Minimum Wage Increase… More Like Misfortune
When you first heard about the Ontario Liberal Party's idea to increase minimum wage back in 2014, your first reaction was probably to be ecstatic. I know mine was — then I realized what a horrible misfortune it would really be for this legislation to pass, which it ultimately did. On January 1st, the minimum wage in Ontario increased to $14 an hour. But what about people not earning minimum wage? Did their salaries also increase $2.40 an hour? The answer is absolutely not, and that is a major issue.
Why, you ask? The increase in minimum wage also leads to inflation, which means more expensive groceries, gas, rent, and even tuition fees. While these inflationary changes won’t immediately take hold, price rises are inevitable. Short term rises (separate from the effects of the aforementioned inflation) will also take place as employers are forced to squeeze their margins to compensate for paying their employees more. A minimum wage hike of 21% could eventually lead to a 21% increase in the cost of rent or groceries. That means that an individual with $1000 a month in expenses would need to pay an extra $210 for the same goods and services — yet only 11% of Canadians have had their paid wages increased as part of the Liberals legislation; the other 89% of working Canadians are unlikely to benefit at all.

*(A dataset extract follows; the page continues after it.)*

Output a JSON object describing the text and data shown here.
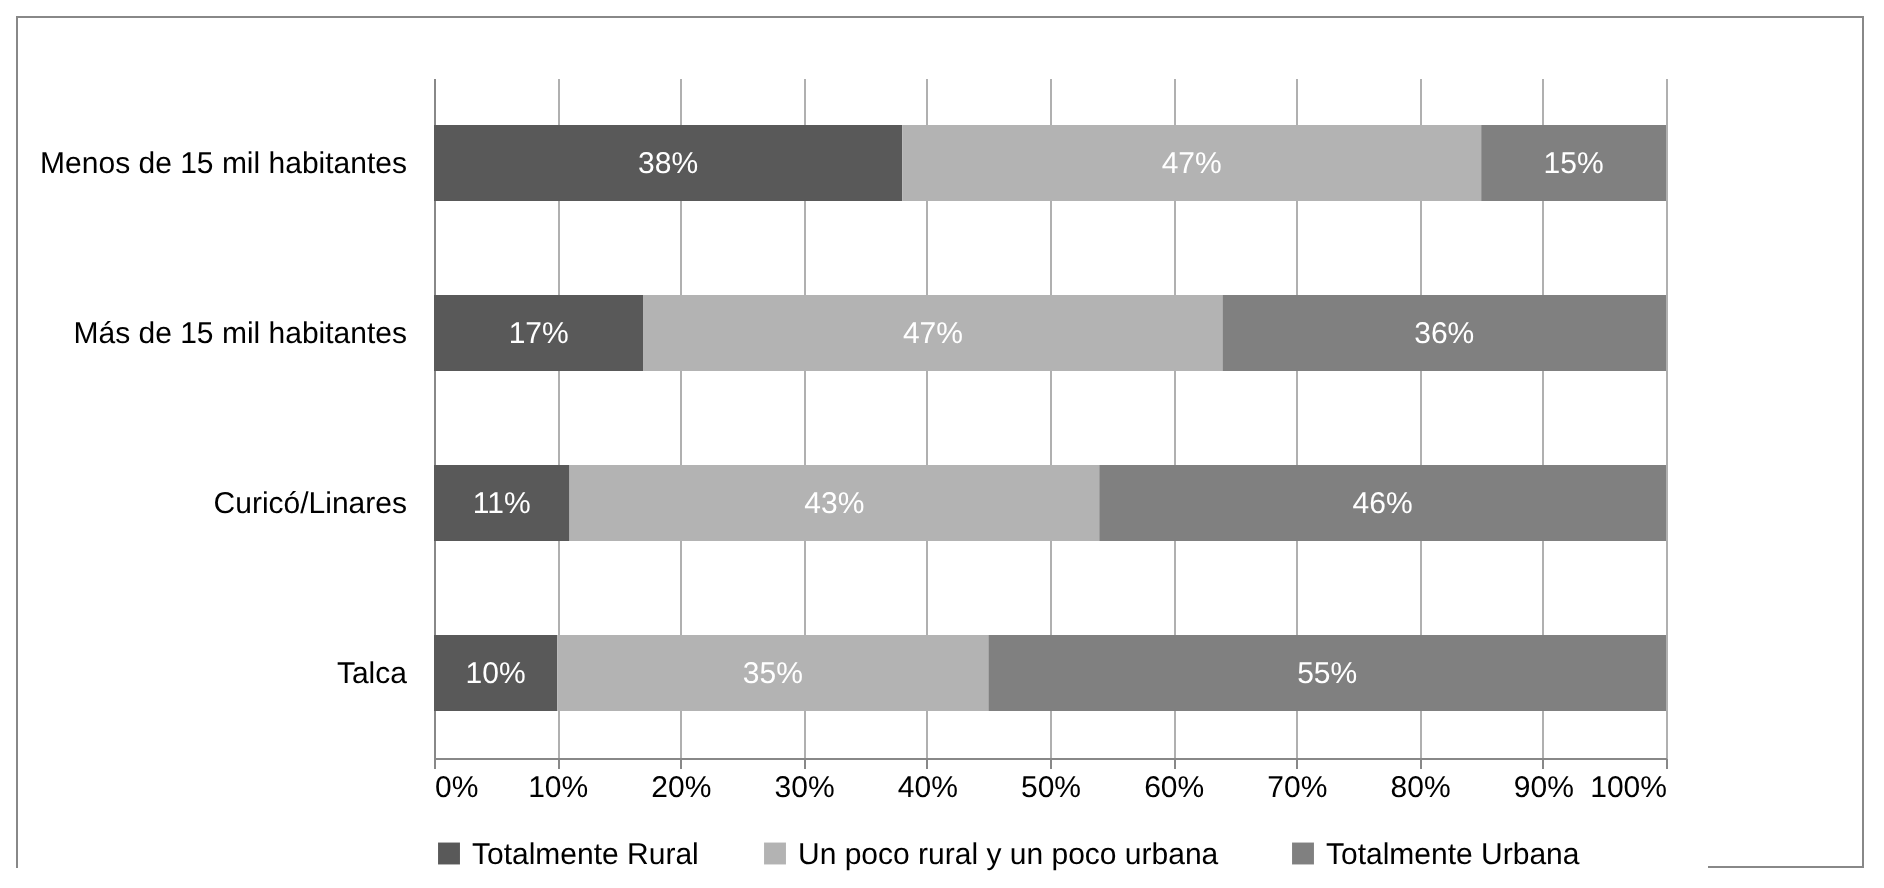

What’s more, small and family-run businesses have also been threatened and many have been forced to reduce hours or let people go because they cannot afford to pay the increase. The government has put an unimaginable burden on these businesses, and for many of them it’s only a matter of time before they close their doors for good. But the Ontario Liberals did not take into consideration the potentially negative repercussions of their legislation; instead, they saw a chance to make more money through taxes and seized it without considering how much they would be hurting Ontarians.
Many high school and university students work minimum wage jobs, as they require little skill and are easy positions to replace when the person moves on. Instead of filling these positions, businesses are now combining jobs or eliminating them entirely to save money. And for those businesses that do continue to run as they did in 2017, they will likely be forced to increase prices and reduce their hours to make up the difference. This means that even though individuals are getting paid more per hour as a result of this minimum wage legislation, working Ontarians could be pocketing even less money as a result of diminished hours and increased spending costs.